L’intensità dei recenti eventi estremi sulla terraferma è pari solo alle condizioni torride degli oceani del mondo. Le temperature medie globali della superficie del mare hanno raggiunto un livello record questa primavera e sono quasi un grado Celsius (1,8 Fahrenheit) sopra la media per questa parte dell’estate.

“In un certo senso è più uno scenario di riscaldamento”, ha detto Ted Scambos, ricercatore polare presso l’Università del Colorado a Boulder. Mentre la terra e l’aria sopra di essa si riscaldano e si raffreddano, l’oceano conduce il calore molto più lentamente.

“Questo significa che stiamo immagazzinando più calore nell’oceano”, ha detto Scambos. “Adesso aspettiamo [to act on climate change]Ci vorrà molto tempo prima che le temperature oceaniche tornino alla normalità”.

Nell’Oceano Atlantico e nel Golfo del Messico, le temperature oceaniche più calde aggiungeranno carburante alla stagione degli uragani di quest’anno, rendendo le tempeste più umide e più intense.

Vicino al Polo Sud, dove lavora Scambos, gli oceani più caldi mai registrati sembrano aver interrotto la corrente di acqua fredda che normalmente circonda l’Antartide. Questo febbraio, per il secondo anno consecutivo, la quantità di ghiaccio marino intorno al continente è scesa a un minimo storico. Ora, anche se l’Antartide è stata immersa nel freddo estremo della notte polare che è durata mesi, il ghiaccio è stato molto lento a riprendersi. Questa è una brutta notizia per i ghiacciai dell’Antartide, che hanno bisogno del ghiaccio marino come cuscinetto protettivo dalle sferzate delle onde oceaniche.

READ  Uno sforzo del GOP per mettere sotto accusa il rappresentante democratico Adam Schiff è fallito in un voto chiave

“Questo è diverso da qualsiasi comportamento che abbiamo visto in passato nel mondo del ghiaccio marino antartico”, ha detto Scambos.

Ha cercato di trovare le parole per esprimere come ci si sente a vedere il pianeta in un territorio così sconosciuto. “Quello…” iniziò. “Oh…”

Lui scosse la testa. “Questo è più o meno il quadro che abbiamo descritto per decenni”, ha detto. “Finché non lo sopportiamo, siamo in questo tipo di clima e peggio, finché non risolviamo il problema”.

Il Gruppo intergovernativo sui cambiamenti climatici, che comprende centinaia dei massimi esperti climatici del mondo, ha invitato i paesi a dimezzare le emissioni entro la fine del decennio ed eliminare l’inquinamento da riscaldamento globale entro la metà del secolo. Gli esseri umani possono rilasciare solo circa 500 gigatonnellate di anidride carbonica per mantenere il calore uniformemente controllato.

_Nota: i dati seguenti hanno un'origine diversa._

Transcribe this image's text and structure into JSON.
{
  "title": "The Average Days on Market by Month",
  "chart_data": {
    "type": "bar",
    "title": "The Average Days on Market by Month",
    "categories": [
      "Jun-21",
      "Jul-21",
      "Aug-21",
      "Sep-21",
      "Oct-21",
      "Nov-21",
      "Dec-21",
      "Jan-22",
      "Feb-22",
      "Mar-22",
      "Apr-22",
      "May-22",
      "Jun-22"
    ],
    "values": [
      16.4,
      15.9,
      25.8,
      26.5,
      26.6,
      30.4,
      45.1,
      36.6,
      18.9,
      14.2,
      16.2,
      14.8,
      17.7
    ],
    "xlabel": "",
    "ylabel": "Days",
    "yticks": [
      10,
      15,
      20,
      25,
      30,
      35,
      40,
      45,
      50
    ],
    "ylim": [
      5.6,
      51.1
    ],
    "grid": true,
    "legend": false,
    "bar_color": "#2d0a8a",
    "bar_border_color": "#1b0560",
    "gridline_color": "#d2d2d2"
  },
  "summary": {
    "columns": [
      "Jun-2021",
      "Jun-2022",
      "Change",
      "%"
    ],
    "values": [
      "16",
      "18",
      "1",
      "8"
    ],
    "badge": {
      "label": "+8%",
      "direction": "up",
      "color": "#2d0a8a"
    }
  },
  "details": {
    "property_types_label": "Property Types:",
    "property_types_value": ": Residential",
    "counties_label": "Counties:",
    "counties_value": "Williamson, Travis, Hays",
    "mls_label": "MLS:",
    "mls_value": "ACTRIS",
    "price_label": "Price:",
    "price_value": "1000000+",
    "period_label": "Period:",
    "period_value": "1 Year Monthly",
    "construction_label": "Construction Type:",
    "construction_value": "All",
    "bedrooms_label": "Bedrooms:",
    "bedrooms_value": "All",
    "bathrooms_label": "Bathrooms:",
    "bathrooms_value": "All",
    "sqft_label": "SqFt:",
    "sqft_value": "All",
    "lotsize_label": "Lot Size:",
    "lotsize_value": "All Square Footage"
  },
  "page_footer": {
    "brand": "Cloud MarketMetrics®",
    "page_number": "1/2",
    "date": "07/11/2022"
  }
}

Ma le emissioni globali di anidride carbonica Il record ha raggiunto il suo apice L’anno scorso, i governi hanno continuato ad approvare nuovi progetti di combustibili fossili, rendendo quasi impossibile per il mondo raggiungere i propri obiettivi climatici, hanno affermato gli scienziati.

Besner-Kerr ha ricordato il suo sgomento per l’approvazione da parte del presidente Biden del Willow Project, uno sviluppo petrolifero dell’Alaska che dovrebbe generare 239 milioni di tonnellate di anidride carbonica nei suoi 30 anni di vita.

“Era davvero come, cosa ci vorrà perché le persone capiscano che stiamo creando un pianeta inabitabile?” lei disse. “Sentivo che non c’era alcuna volontà politica in questo paese di affrontare quello che stava succedendo”.

Poi il fumo di un incendio canadese è sceso sulla sua città natale di Ithaca, New York, colorando il cielo di arancione, e gli amici e i colleghi di Bessner Kerr hanno iniziato a chiederle aiuto per placare le loro paure.

Forse, pensò, questo sarebbe stato un punto di svolta. Le persone potrebbero aver finalmente capito: i campanelli d’allarme stanno suonando per noi.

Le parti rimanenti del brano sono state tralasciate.